Светлый фон

Обед был чудесен, – разве что ему показалось, что чеснока и специй в тцатцики повар переложил, – блюдо слегка горчило, но прохладное вино с прекрасным цветочным букетом и привкусом спелых фруктов поправило дело.

Он мог себе позволить такой роскошный обед. Да он теперь может себе позволить все, что угодно, когда дело сделано!

Покончив с обедом, он решил отдохнуть и вытребовал у охранявшего его сержанта мягкий плед, которым застелил убогий лежак из кожзама, и улегся, удобно скрестив руки за головой и утомленно прикрыв глаза. Почти уже задремывая в сонной истоме, он вновь и вновь возвращался мысленно к своей прошлой жизни.

Пьер-Огюст Делоне разочаровался в себе как в художнике, когда ему еще не исполнилось и тридцати. Сколько он себя помнил в детстве, маленьким мальчиком Пьер все время рисовал, изводя огромное количество бумаги, а когда она заканчивалась, переходил на стены и обои их особняка под Парижем.

Родители души не чаяли в талантливом ребенке, единственном своем чаде, прощая ему все, и все детство и юность твердя ему о том, какие великие гены он, возможно, носит в себе. Еще бы!

Его двоюродный прадед Жюль Эли Делоне, ученик Фландрена и Ламота, блестяще окончивший Парижское училище изящных искусств и получивший по выходе из него так называемые «римские премии» – второй степени в восемьсот пятьдесят третьем году и первой в пятьдесят шестом году за картину «Возвращение юноши Товии в родительский дом», был талантливым историческим живописцем своего времени. Он искренне верил в Бога, и поэтому все его полотна, написанные на сюжеты из Священного Писания, отличались глубиной вложенного в них религиозного чувства.

Пьер-Огюст прекрасно помнит, сколько часов он провел в парижской галерее у картин «Страсти Христовы» и «Причащение апостолов», безуспешно пытаясь копировать картины прадеда.

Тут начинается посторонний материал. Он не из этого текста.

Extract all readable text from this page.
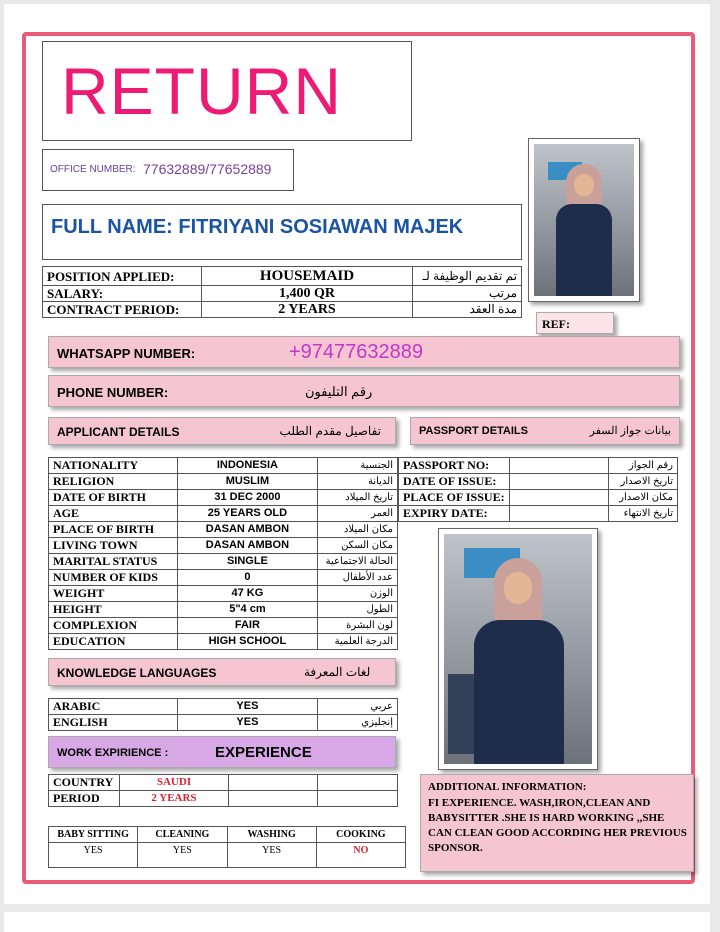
RETURN
OFFICE NUMBER: 77632889/77652889
FULL NAME: FITRIYANI SOSIAWAN MAJEK
POSITION APPLIED:	HOUSEMAID	تم تقديم الوظيفة لـ
SALARY:	1,400 QR	مرتب
CONTRACT PERIOD:	2 YEARS	مدة العقد
REF:
WHATSAPP NUMBER:	+97477632889
PHONE NUMBER:	رقم التليفون
APPLICANT DETAILS	تفاصيل مقدم الطلب	PASSPORT DETAILS	بيانات جواز السفر
NATIONALITY	INDONESIA	الجنسية
RELIGION	MUSLIM	الديانة
DATE OF BIRTH	31 DEC 2000	تاريخ الميلاد
AGE	25 YEARS OLD	العمر
PLACE OF BIRTH	DASAN AMBON	مكان الميلاد
LIVING TOWN	DASAN AMBON	مكان السكن
MARITAL STATUS	SINGLE	الحالة الاجتماعية
NUMBER OF KIDS	0	عدد الأطفال
WEIGHT	47 KG	الوزن
HEIGHT	5"4 cm	الطول
COMPLEXION	FAIR	لون البشرة
EDUCATION	HIGH SCHOOL	الدرجة العلمية
PASSPORT NO:		رقم الجواز
DATE OF ISSUE:		تاريخ الاصدار
PLACE OF ISSUE:		مكان الاصدار
EXPIRY DATE:		تاريخ الانتهاء
KNOWLEDGE LANGUAGES	لغات المعرفة
ARABIC	YES	عربي
ENGLISH	YES	إنجليزي
WORK EXPIRIENCE :	EXPERIENCE
COUNTRY	SAUDI		
PERIOD	2 YEARS		
BABY SITTING	CLEANING	WASHING	COOKING
YES	YES	YES	NO
ADDITIONAL INFORMATION:
FI EXPERIENCE. WASH,IRON,CLEAN AND BABYSITTER .SHE IS HARD WORKING ,,SHE CAN CLEAN GOOD ACCORDING HER PREVIOUS SPONSOR.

Родители часто приводили его еще совсем юным в Церковь Пресвятой Троицы посмотреть на стенную роспись и в одну из зал «Новой Оперы», где Жюль Делоне тоже расписал несколько плафонов. Но религиозность была чужда маленькому Пьеру, лица апостолов и святых казались ему мрачными и надменными, а пылкая душа юного художника жаждала света и ярких красок. Да что там прадед с его библейскими картинами, не доживший десяти лет до двадцатого века, – были в роду Делоне художники посовременней, и какие!

Взять, к примеру, основоположника «орфизма» Робера Делоне – его дядю, который родился в восемьсот восемьдесят пятом году в Париже, женился на эмигрантке из Одессы Соне Терк, и с тех пор они жили и творили вместе, создав целое новое направление в живописи. Члены группы «Золотое сечение» и «Синий всадник», они вместе организовали парижский салон искусств «Реалите Нувель», участвовали в оформлении Всемирной выставки в Париже в девятьсот тридцать седьмом году, создав панно величиной почти в двести пятьдесят квадратных метров!